Last week I attended SOMESSO and met Eugene Lee, SocialText's CEO. While I know the company reasonably well through Ross Mayfield and some online webinar sessions the company has hosted, this was the first time I'd met Eugene.
He struck me as a strong presenter with a clear vision for where the social computing space is going and over the course of an 8 minute 30 second video recording I captured some of his thoughts on where the social computing space is today, the impact of microblogging on adoption and to get his predictions for the next 12 months.
After the obligatory SocialText 'ad' message, Eugene explained (at 1 min 16 secs) how he sees the integration of point tools like blog, RSS and wiki as the way forward, where enterprises will buy into the suite idea. Given this is the space SocialText seeks to occupy, it should not be a surprise. Even so, it makes sense to consider these tools as an integrated whole.
This became more apparent as we discussed the impact of Twitter style tools (at 3 mins 20 secs) as a potential change agent for adoption. As Eugene says: "Twitter without context is fritter." I have put it another way in the past: content without context in process is meaningless. The two expressions mean much the same thing. Eugene then went on to say he is finding companies are becoming more comfortable with the idea of microblogging tools when they are seen in the context of problem solving and discovery tied to other technologies such as wiki. That in turn is leading to deeper adoption of social computing tools. Off camera, I asked about business run rate even given these emergent benefits. He said that Q1 had been widely anticipated as 'difficult' but that SocialText has seen its highest subscription renewal rate.

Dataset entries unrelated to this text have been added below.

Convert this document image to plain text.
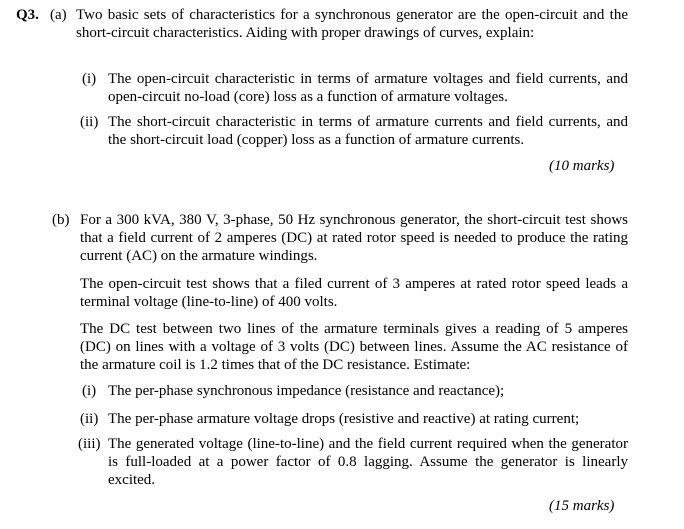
Q3. (a) Two basic sets of characteristics for a synchronous generator are the open-circuit and the short-circuit characteristics. Aiding with proper drawings of curves, explain:

(i) The open-circuit characteristic in terms of armature voltages and field currents, and open-circuit no-load (core) loss as a function of armature voltages.

(ii) The short-circuit characteristic in terms of armature currents and field currents, and the short-circuit load (copper) loss as a function of armature currents.

(10 marks)
(b) For a 300 kVA, 380 V, 3-phase, 50 Hz synchronous generator, the short-circuit test shows that a field current of 2 amperes (DC) at rated rotor speed is needed to produce the rating current (AC) on the armature windings.

The open-circuit test shows that a filed current of 3 amperes at rated rotor speed leads a terminal voltage (line-to-line) of 400 volts.

The DC test between two lines of the armature terminals gives a reading of 5 amperes (DC) on lines with a voltage of 3 volts (DC) between lines. Assume the AC resistance of the armature coil is 1.2 times that of the DC resistance. Estimate:

(i) The per-phase synchronous impedance (resistance and reactance);

(ii) The per-phase armature voltage drops (resistive and reactive) at rating current;

(iii) The generated voltage (line-to-line) and the field current required when the generator is full-loaded at a power factor of 0.8 lagging. Assume the generator is linearly excited.

(15 marks)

Finally I wanted to hear his three top predictions for the next 12 months (at 6 mins 13 secs):
- The buying requirements will be around the integration of things and not lots of little point products
- The emergence of flagship deployments with ROI metrics that will make people feel more comfortable about investing in these technologies
- Vendor-competitors doing more collaborative conversation because it doesn't make sense to throw brickbats at each other where there is much to be done around interoperability.
You can argue that much of what Eugene argues is a direct reflection of the SocialText playbook and of course there is truth in that. Nevertheless, as we have seen so often in the past, point solutions are not necessarily the way to go when you can derive benefit from related technologies under a common platform.
It therefore makes complete sense to consider suite approaches in the social computing space but adopted on a piece by piece basis. That will require some skill in negotiating deals because providers such as SocialText will argue an 'all you can eat' approach.